The Internal Revenue Service announced today that these changes immediately allow employers with cafeteria plans –– plans that allow employees to choose from a menu of tax-free benefit options and cash or taxable benefits –– to permit employees to begin making pre-tax contributions to pay for this expanded benefit.
“These changes give employers a unique opportunity to offer a worthwhile benefit to their employees,” IRS Commissioner Doug Shulman said. “We want to make it as easy as possible for employers to quickly implement this change and extend health coverage on a tax-favored basis to older children of their employees.”
This expanded health care tax benefit applies to various workplace and retiree health plans. It also applies to self-employed individuals who qualify for the self-employed health insurance deduction on their federal income tax return.

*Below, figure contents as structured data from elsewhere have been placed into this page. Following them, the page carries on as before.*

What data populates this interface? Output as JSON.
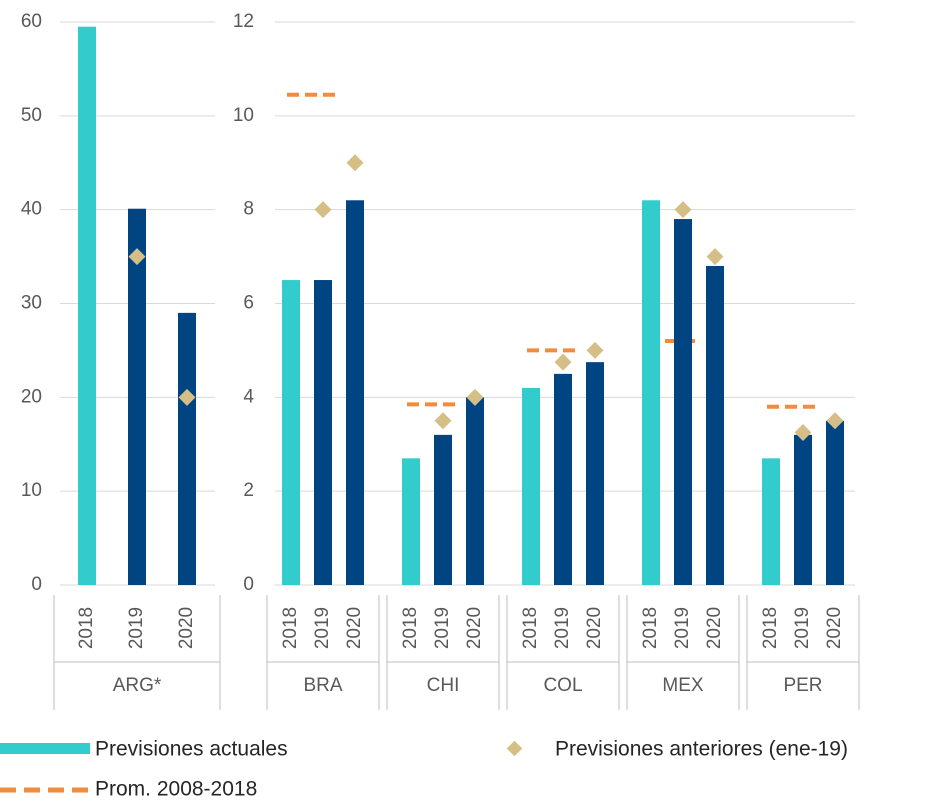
{
  "chart_data": [
    {
      "type": "bar",
      "ylim": [
        0,
        60
      ],
      "yticks": [
        0,
        10,
        20,
        30,
        40,
        50,
        60
      ],
      "grid": true,
      "groups": [
        {
          "name": "ARG*",
          "categories": [
            "2018",
            "2019",
            "2020"
          ]
        }
      ],
      "series": [
        {
          "name": "Previsiones actuales",
          "color": "#33cccc",
          "values": [
            59.5,
            null,
            null
          ]
        },
        {
          "color": "#004481",
          "values": [
            null,
            40.1,
            29
          ]
        },
        {
          "name": "Previsiones anteriores (ene-19)",
          "color": "#d6bf86",
          "values": [
            null,
            35,
            20
          ]
        }
      ],
      "averages": {
        "name": "Prom. 2008-2018",
        "color": "#f28c3c",
        "values": [
          null
        ]
      }
    },
    {
      "type": "bar",
      "ylim": [
        0,
        12
      ],
      "yticks": [
        0,
        2,
        4,
        6,
        8,
        10,
        12
      ],
      "grid": true,
      "groups": [
        {
          "name": "BRA",
          "categories": [
            "2018",
            "2019",
            "2020"
          ]
        },
        {
          "name": "CHI",
          "categories": [
            "2018",
            "2019",
            "2020"
          ]
        },
        {
          "name": "COL",
          "categories": [
            "2018",
            "2019",
            "2020"
          ]
        },
        {
          "name": "MEX",
          "categories": [
            "2018",
            "2019",
            "2020"
          ]
        },
        {
          "name": "PER",
          "categories": [
            "2018",
            "2019",
            "2020"
          ]
        }
      ],
      "series": [
        {
          "color": "#33cccc",
          "values": [
            6.5,
            null,
            null,
            2.7,
            null,
            null,
            4.2,
            null,
            null,
            8.2,
            null,
            null,
            2.7,
            null,
            null
          ]
        },
        {
          "color": "#004481",
          "values": [
            null,
            6.5,
            8.2,
            null,
            3.2,
            4.0,
            null,
            4.5,
            4.75,
            null,
            7.8,
            6.8,
            null,
            3.2,
            3.5
          ]
        },
        {
          "color": "#d6bf86",
          "values": [
            null,
            8,
            9,
            null,
            3.5,
            4.0,
            null,
            4.75,
            5.0,
            null,
            8,
            7,
            null,
            3.25,
            3.5
          ]
        }
      ],
      "averages": {
        "color": "#f28c3c",
        "values": [
          10.45,
          3.85,
          5.0,
          5.2,
          3.8
        ]
      }
    }
  ]
}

Employees who have children who will not have reached age 27 by the end of the year are eligible for the new tax benefit from March 30, 2010, forward, if the children are already covered under the employer’s plan or are added to the employer’s plan at any time. For this purpose, a child includes a son, daughter, stepchild, adopted child or eligible foster child. This new age 27 standard replaces the lower age limits that applied under prior tax law, as well as the requirement that a child generally qualify as a dependent for tax purposes.
The notice says that employers with cafeteria plans may permit employees to immediately make pre-tax salary reduction contributions to provide coverage for children under age 27, even if the cafeteria plan has not yet been amended to cover these individuals. Plan sponsors then have until the end of 2010 to amend their cafeteria plan language to incorporate this change.
In addition to changing the tax rules as described above, the Affordable Care Act also requires plans that provide dependent coverage of children to continue to make the coverage available for an adult child until the child turns age 26. The extended coverage must be provided not later than plan years beginning on or after Sept. 23, 2010. The favorable tax treatment described applies to that extended coverage.